What is really new? Not much.
You remember our advice, dear reader? Sell stocks on rallies. Well…what are you waiting for?
And if we were speculators we’d be selling stocks…even stocks we didn’t own. Because we have here an opportunity. The market is rising on hope, not on reality. And today, it might rise a bit more…
…until it finally realizes that there is no really good reason to be so bullish.
Stocks are bits of businesses. And businesses do not make more money just because the central banks print money. If this were not so, a few years ago, Zimbabwe’s companies would have been the most profitable on earth. Under the leadership of Gideon Gono, the central bank of Zimbabwe was printing up trillion-dollar notes and handing them out all over town. Trouble was, you couldn’t even buy a cup of coffee with them. In fact, you couldn’t buy a cup of coffee anyway…the whole economy was in such disarray nobody could get any coffee. Or anything else.
That was at the end. At the beginning money-printing works miracles.
But businesses do not operate in the realm of the mysterious or the sacred.

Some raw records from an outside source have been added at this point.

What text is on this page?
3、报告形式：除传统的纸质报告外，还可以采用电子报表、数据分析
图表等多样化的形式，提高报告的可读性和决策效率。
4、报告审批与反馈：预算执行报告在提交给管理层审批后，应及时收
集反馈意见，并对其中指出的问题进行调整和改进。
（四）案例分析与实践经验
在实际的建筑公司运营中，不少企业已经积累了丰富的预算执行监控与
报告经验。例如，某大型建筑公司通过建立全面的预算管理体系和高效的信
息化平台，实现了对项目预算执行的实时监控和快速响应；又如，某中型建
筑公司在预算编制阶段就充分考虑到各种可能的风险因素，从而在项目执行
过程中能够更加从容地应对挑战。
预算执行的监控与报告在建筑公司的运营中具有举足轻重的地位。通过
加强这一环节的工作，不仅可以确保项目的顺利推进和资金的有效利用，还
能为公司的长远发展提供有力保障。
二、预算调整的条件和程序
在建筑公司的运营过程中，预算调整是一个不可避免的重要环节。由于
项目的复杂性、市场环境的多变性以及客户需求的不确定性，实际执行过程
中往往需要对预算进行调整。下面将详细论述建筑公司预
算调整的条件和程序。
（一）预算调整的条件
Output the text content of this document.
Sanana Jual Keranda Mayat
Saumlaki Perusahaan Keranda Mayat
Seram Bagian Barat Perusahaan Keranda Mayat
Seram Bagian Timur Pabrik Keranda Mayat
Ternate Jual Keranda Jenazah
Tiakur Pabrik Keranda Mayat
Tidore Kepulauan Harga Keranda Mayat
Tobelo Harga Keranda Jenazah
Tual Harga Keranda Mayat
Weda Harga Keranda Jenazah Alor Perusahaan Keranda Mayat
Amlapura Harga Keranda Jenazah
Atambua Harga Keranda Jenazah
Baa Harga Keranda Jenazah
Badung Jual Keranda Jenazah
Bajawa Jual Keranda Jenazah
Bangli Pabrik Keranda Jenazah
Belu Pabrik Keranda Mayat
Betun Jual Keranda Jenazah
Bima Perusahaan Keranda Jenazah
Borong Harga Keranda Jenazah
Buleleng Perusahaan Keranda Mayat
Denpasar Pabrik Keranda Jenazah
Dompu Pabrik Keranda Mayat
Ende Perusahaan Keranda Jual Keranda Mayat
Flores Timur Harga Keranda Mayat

They are remarkably down-to-earth undertakings. They’re real enterprises with real revenues and real expenses. They make money by selling goods and services. And, taken all together, they only make as much money as the economy itself allows. In other words, it’s not possible for all the businesses to do better than the economy that supports them.
So, now we can ask you a question: will the economies of the world’s countries do better, now that the central banks have announced they will print more money?
Or will they do worse?
It’s hard to say. But by our reckoning, the world is in the grip of a major correction. Among the things the correction is likely to correct is the money system…in which central banks have the power to create “money” out of thin air.
Would the correction correct something that didn’t need correction? If central bankers refused to print money there would be no need to correct them, would there? So this latest announcement just confirms what we thought all along.
Printing money is easier than raising taxes. It is also easier than borrowing…especially when lenders get wary. All that stands in the way is the integrity of the central bankers themselves.